Infosys reported a revenue decline of 2.2%, missing estimates. Moreover, the 1-3% revenue guidance for FY2025 is lower than the earlier 4-7%, suggesting discretionary spends are expected to stay weak. However, the Street believes the strong deal wins make the revenue targets realistic.

Among banks, HDFC Bank’s performance was fairly good even though growth may have slowed. Analysts were encouraged by the strengthening liability franchise and stable net interest margins.

Bajaj Auto reported a smart jump in Ebitda, up 34% y-o-y, above estimates driven by a richer product mix in the domestic and export markets.

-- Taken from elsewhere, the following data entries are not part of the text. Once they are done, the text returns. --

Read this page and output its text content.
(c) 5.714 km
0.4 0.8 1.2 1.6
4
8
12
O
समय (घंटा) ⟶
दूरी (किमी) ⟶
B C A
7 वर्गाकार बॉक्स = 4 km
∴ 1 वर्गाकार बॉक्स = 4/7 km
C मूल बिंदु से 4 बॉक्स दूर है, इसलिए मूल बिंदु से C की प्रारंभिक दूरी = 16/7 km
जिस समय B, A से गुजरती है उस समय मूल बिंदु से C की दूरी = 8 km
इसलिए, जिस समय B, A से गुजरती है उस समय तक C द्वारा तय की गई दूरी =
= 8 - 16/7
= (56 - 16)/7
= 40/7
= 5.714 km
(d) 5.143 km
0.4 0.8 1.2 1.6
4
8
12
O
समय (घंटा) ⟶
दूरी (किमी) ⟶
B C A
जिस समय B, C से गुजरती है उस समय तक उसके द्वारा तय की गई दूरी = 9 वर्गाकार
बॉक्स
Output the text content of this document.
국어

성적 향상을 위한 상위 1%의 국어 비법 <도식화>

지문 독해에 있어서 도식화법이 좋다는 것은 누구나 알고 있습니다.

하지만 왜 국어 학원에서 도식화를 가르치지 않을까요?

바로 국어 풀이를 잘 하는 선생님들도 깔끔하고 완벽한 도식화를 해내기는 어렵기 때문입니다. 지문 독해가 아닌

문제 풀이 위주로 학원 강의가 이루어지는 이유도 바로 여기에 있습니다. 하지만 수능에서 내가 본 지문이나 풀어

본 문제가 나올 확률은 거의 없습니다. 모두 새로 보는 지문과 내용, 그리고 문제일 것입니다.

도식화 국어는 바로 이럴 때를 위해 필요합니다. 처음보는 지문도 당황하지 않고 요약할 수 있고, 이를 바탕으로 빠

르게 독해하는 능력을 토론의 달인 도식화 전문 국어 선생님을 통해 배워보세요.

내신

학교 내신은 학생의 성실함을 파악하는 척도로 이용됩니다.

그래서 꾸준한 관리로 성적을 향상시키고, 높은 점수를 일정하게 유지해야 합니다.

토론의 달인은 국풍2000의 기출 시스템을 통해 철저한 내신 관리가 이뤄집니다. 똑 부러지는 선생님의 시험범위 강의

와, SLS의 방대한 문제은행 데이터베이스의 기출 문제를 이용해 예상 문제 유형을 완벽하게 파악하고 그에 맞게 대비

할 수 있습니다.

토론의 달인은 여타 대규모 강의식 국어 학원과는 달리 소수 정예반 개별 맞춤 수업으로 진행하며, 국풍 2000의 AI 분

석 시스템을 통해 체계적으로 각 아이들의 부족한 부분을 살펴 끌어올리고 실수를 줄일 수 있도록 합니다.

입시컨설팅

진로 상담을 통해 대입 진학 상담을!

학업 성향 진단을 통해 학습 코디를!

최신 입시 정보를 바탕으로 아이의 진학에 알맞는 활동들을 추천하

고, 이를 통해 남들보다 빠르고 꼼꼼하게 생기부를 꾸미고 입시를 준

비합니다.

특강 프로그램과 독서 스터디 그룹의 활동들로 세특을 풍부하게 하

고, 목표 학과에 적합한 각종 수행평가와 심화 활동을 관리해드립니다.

The quarter saw strong volume growth of 24% y-o-y driven by a 31% y-o-y increase in the domestic 2-wheelers on steady demand trends and some favourable base effects. The standalone operating profit margin came in at 20.1%, a good rise of -80 bps y-o-y.

Although Tata Consumer Products’ revenues went up by just 8%, below analysts’ expectations as volumes grew by just 5%. However, the operating margin expanded 190 bps y-o-y on the back of softer commodity prices and strong operating cost controls.

Lower costs came to the aid of metals producer Hindustan Zinc whose earnings before interest, tax, depreciation and amortisation (ebitda) was down 14% y-o-y. The management does not expect any big jump in volumes or incremental cost reduction.

Rallis’ numbers were expectedly muted given the weak demand as also price pressures. Losses at both the PBT and Pat levels were bigger than expected.  It was an unexciting quarter for Tata Communications as organic data revenue growth moderated to 4.8% y-o-y and margins contracted sequentially. Tata Elxsi’s revenues fell 0.6% qoq in 4QFY24, well below estimates with the performance subdued across verticals.  Margins were weaker and analysts are apprehensive of the increasing dependence on top-5 clients.